RH: It starts with utilizing the assets that are already available to the clerk. Better organization on the website is key. The website is the 24/7 office for the city clerk. Anybody can go and visit that site. And I want to make it more easy to navigate for people looking for information. I also want to go out into the community and host forums in the community, similar to the way Mayor Langfelder has done the ward community meetings. But I want to go out and teach people how to file FOIAs, teach them about the Open Meetings Act, teach people about the records that they are able to get through the City Clerk's office, so that they can then utilize that information to: a) become better informed, and b) participate in their governments and hold their elected officials accountable with the issues that that are important to them.

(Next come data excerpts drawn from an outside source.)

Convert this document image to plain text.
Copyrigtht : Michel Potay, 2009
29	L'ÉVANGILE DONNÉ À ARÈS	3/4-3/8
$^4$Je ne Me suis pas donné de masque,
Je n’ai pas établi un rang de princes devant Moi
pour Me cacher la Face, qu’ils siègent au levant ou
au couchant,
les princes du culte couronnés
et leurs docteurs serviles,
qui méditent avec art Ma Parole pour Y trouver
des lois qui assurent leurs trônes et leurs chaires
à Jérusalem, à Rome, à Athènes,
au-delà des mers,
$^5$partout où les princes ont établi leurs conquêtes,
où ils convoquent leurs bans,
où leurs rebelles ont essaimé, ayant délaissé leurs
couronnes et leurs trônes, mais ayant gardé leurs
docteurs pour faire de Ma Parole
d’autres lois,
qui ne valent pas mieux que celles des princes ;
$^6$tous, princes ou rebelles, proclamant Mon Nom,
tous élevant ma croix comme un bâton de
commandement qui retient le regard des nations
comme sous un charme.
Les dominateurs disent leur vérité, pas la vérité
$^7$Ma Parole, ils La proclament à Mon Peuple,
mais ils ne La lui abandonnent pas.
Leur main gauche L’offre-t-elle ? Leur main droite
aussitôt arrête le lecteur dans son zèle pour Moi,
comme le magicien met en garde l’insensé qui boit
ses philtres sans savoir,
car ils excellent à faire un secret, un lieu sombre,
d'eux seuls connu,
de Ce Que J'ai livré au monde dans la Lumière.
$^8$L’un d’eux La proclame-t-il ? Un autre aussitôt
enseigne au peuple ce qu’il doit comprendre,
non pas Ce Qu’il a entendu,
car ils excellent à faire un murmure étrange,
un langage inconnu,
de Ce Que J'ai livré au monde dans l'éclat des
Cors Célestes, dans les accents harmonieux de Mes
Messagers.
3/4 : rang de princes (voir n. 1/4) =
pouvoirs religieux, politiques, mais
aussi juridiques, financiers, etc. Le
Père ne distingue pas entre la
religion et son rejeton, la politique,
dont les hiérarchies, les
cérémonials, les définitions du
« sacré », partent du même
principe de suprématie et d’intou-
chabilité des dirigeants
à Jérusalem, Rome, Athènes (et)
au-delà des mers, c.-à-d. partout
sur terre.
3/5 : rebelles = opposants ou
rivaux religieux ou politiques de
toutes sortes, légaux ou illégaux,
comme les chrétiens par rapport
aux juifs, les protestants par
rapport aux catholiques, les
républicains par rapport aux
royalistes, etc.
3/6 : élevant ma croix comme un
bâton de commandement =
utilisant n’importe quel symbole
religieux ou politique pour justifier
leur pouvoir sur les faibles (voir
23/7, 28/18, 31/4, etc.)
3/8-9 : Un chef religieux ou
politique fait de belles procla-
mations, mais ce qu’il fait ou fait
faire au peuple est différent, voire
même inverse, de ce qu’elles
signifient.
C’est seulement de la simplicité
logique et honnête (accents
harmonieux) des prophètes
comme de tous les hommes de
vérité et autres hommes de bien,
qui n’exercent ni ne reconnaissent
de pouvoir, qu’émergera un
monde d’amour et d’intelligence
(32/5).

I want to also increase the different meeting agendas that are available on the city clerk's websites. City Council is just one of the many public meetings that happen at City Hall. The Oak Ridge Cemetery Board of Managers has a regular meeting that's open to the public. There's a committee called the Specifications Committee, which deals with the contracting that happens at City Hall through the different departments. That’s a meeting that's open to the public. I think making sure that the information about those meetings is posted in a timely manner in a way that people can find out more about their government and what's happening with their city government is my ultimate goal.
Is there anything else you'd like voters to know?
RH: I served as the deputy city clerk four years ago, from 2011 to 2015. During my time as deputy city clerk, I completely fell in love with the office. There is a lot of potential in the office — a lot of areas where we can grow and we could utilize new technology to make our city not only work more efficiently, but also to encourage citizen participation. Unfortunately, that hasn't happened the last four years. I would like to get back into the office so that I can continue my passion for the work and to help make city government more open, accessible, transparent, less mysterious so that people can get involved in their government. That's the ultimate goal of the clerk is to encourage people to get involved in their local government. It would be my dream to have more people around that table helping to make decisions so that we can all participate in the future and what our Springfield looks like.